1991 All-Ireland Under-21 Hurling Championship Final
- Event: 1991 All-Ireland Under-21 Hurling Championship
| Galway | Offaly |
| 2-17 | 1-9 |
- Date: 8 September 1991
- Venue: Gaelic Grounds, Limerick
- Referee: Terence Murray (Limerick)

= 1991 All-Ireland Under-21 Hurling Championship final =

The 1991 All-Ireland Under-21 Hurling Championship final was a hurling match that was played on 8 September 1991 to determine the winners of the 1991 All-Ireland Under-21 Hurling Championship, the 28th season of the All-Ireland Under-21 Hurling Championship, a tournament organised by the Gaelic Athletic Association for the champion teams of the four provinces of Ireland.
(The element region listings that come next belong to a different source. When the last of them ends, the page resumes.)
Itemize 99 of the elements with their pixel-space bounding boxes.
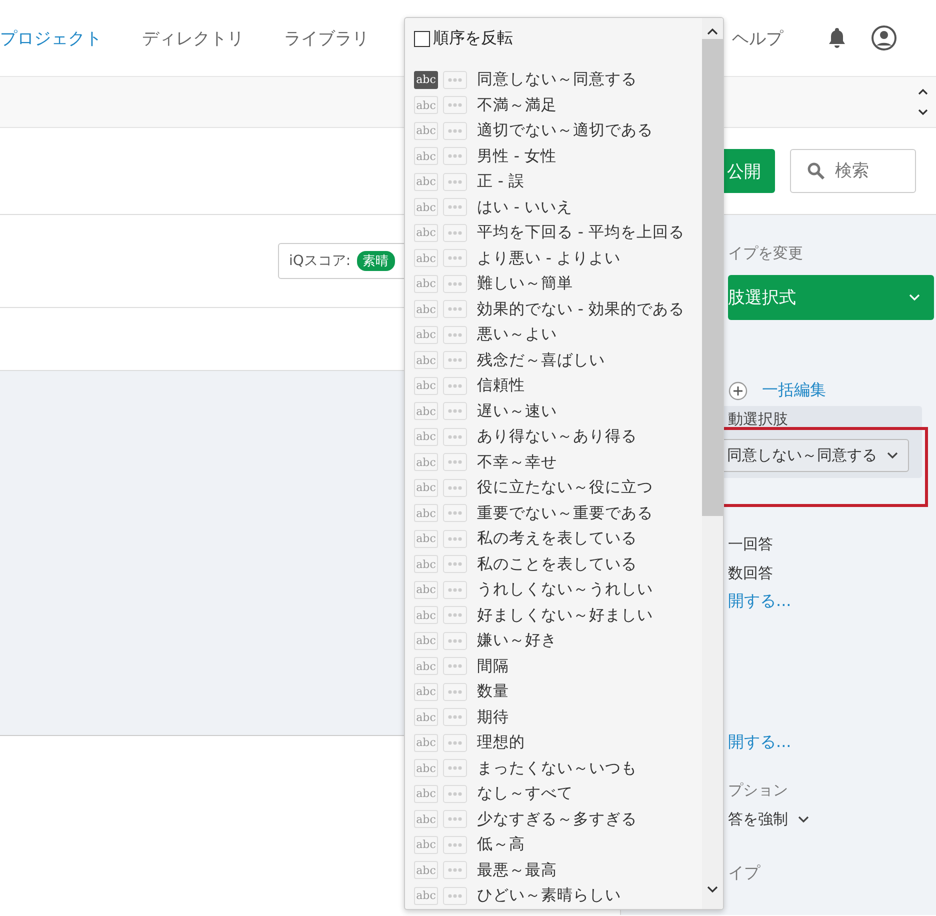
expand-link[interactable]: 開する... xyxy=(728,732,792,753)
dots-icon[interactable] xyxy=(443,632,467,650)
scale-option[interactable]: 少なすぎる～多すぎる xyxy=(477,808,637,830)
scale-option[interactable]: 私のことを表している xyxy=(477,554,637,575)
scale-option[interactable]: 適切でない～適切である xyxy=(477,120,653,142)
scale-option[interactable]: 悪い～よい xyxy=(477,324,557,346)
scale-option[interactable]: 信頼性 xyxy=(477,375,525,396)
dots-icon[interactable] xyxy=(443,580,467,599)
search-field[interactable]: 検索 xyxy=(790,149,916,193)
scale-option[interactable]: 私の考えを表している xyxy=(477,528,637,550)
dots-icon[interactable] xyxy=(443,147,467,166)
scale-option[interactable]: 間隔 xyxy=(477,656,509,677)
scroll-up-icon[interactable] xyxy=(707,28,718,35)
scale-option[interactable]: まったくない～いつも xyxy=(477,758,637,779)
bell-icon[interactable] xyxy=(827,27,847,49)
auto-choices-label: 動選択肢 xyxy=(728,411,789,427)
dots-icon[interactable] xyxy=(443,300,467,318)
scale-option[interactable]: はい - いいえ xyxy=(477,196,572,218)
help-link[interactable]: ヘルプ xyxy=(732,26,783,50)
scale-option[interactable]: 役に立たない～役に立つ xyxy=(477,477,653,498)
scale-option[interactable]: 低～高 xyxy=(477,834,525,856)
dots-icon[interactable] xyxy=(443,478,467,497)
scale-option[interactable]: 遅い～速い xyxy=(477,400,557,422)
scale-option[interactable]: 平均を下回る - 平均を上回る xyxy=(477,222,684,244)
dots-icon[interactable] xyxy=(443,836,467,854)
scale-option[interactable]: 同意しない～同意する xyxy=(477,69,637,90)
dots-icon[interactable] xyxy=(443,504,467,522)
dots-icon[interactable] xyxy=(443,402,467,420)
dots-icon[interactable] xyxy=(443,198,467,216)
type-heading: イプ xyxy=(728,863,760,884)
dots-icon[interactable] xyxy=(443,249,467,268)
search-icon xyxy=(807,162,825,180)
plus-icon[interactable] xyxy=(728,380,748,400)
scale-option[interactable]: 不満～満足 xyxy=(477,94,557,116)
dots-icon[interactable] xyxy=(443,96,467,114)
scale-option[interactable]: 不幸～幸せ xyxy=(477,452,557,473)
nav-link[interactable]: ライブラリ xyxy=(284,26,369,50)
dots-icon[interactable] xyxy=(443,784,467,803)
scale-option[interactable]: 重要でない～重要である xyxy=(477,502,653,524)
checkbox[interactable] xyxy=(414,30,430,46)
scale-option[interactable]: なし～すべて xyxy=(477,783,573,804)
question-type-select[interactable]: 肢選択式 xyxy=(728,275,934,320)
scale-option[interactable]: 嫌い～好き xyxy=(477,630,557,652)
bulk-edit-link[interactable]: 一括編集 xyxy=(762,380,826,401)
chevron-icon xyxy=(887,452,898,459)
expand-link[interactable]: 開する... xyxy=(728,591,792,612)
dots-icon[interactable] xyxy=(443,759,467,778)
chevron-icon xyxy=(909,294,920,301)
scale-option[interactable]: 最悪～最高 xyxy=(477,860,557,881)
force-answer-option[interactable]: 答を強制 xyxy=(728,810,788,829)
iq-score-label: iQスコア: xyxy=(289,252,351,270)
scale-option[interactable]: 理想的 xyxy=(477,732,525,754)
scale-option[interactable]: 正 - 誤 xyxy=(477,171,524,192)
nav-link[interactable]: プロジェクト xyxy=(0,26,102,50)
scale-option[interactable]: 残念だ～喜ばしい xyxy=(477,350,605,371)
scroll-down-icon[interactable] xyxy=(918,109,928,116)
nav-link[interactable]: ディレクトリ xyxy=(142,26,244,50)
scale-option[interactable]: うれしくない～うれしい xyxy=(477,579,653,600)
dots-icon[interactable] xyxy=(443,428,467,446)
scale-option[interactable]: より悪い - よりよい xyxy=(477,248,620,269)
dots-icon[interactable] xyxy=(443,708,467,726)
dots-icon[interactable] xyxy=(443,172,467,191)
text-format-toggle[interactable]: abc xyxy=(414,70,438,89)
scale-option[interactable]: 好ましくない～好ましい xyxy=(477,604,653,626)
scroll-down-icon[interactable] xyxy=(707,886,718,893)
user-icon[interactable] xyxy=(871,25,897,51)
dots-icon[interactable] xyxy=(443,555,467,574)
dots-icon[interactable] xyxy=(443,224,467,242)
dots-icon[interactable] xyxy=(443,376,467,395)
dots-icon[interactable] xyxy=(443,734,467,752)
scale-option[interactable]: 男性 - 女性 xyxy=(477,146,556,167)
scale-option[interactable]: 期待 xyxy=(477,706,509,728)
answer-option[interactable]: 一回答 xyxy=(728,535,773,554)
score-badge: 素晴 xyxy=(356,251,395,271)
dots-icon[interactable] xyxy=(443,886,467,905)
scale-option[interactable]: あり得ない～あり得る xyxy=(477,426,637,448)
chevron-icon xyxy=(798,816,809,823)
dots-icon[interactable] xyxy=(443,861,467,880)
dots-icon[interactable] xyxy=(443,326,467,344)
dots-icon[interactable] xyxy=(443,351,467,370)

The final was contested by Galway of Connacht and Offaly of Leinster, with Galway winning by 2-17 to 1-9.

==Match==

===Details===

8 September 1991
Galway 2-17 - 1-9 Offaly
  Galway : L Burke 1-2, T O'Brien 0-4, C Moran 0-4, J Campbell 1-0, J Rabbitte 0-3, M Curtin 0-1, B Larkin 0-1, B Keogh 0-1.
   Offaly: J Dooley 1-5, A Cahill 0-1, J Troy 0-1, J Pilkington 0-1, P Temple 0-1.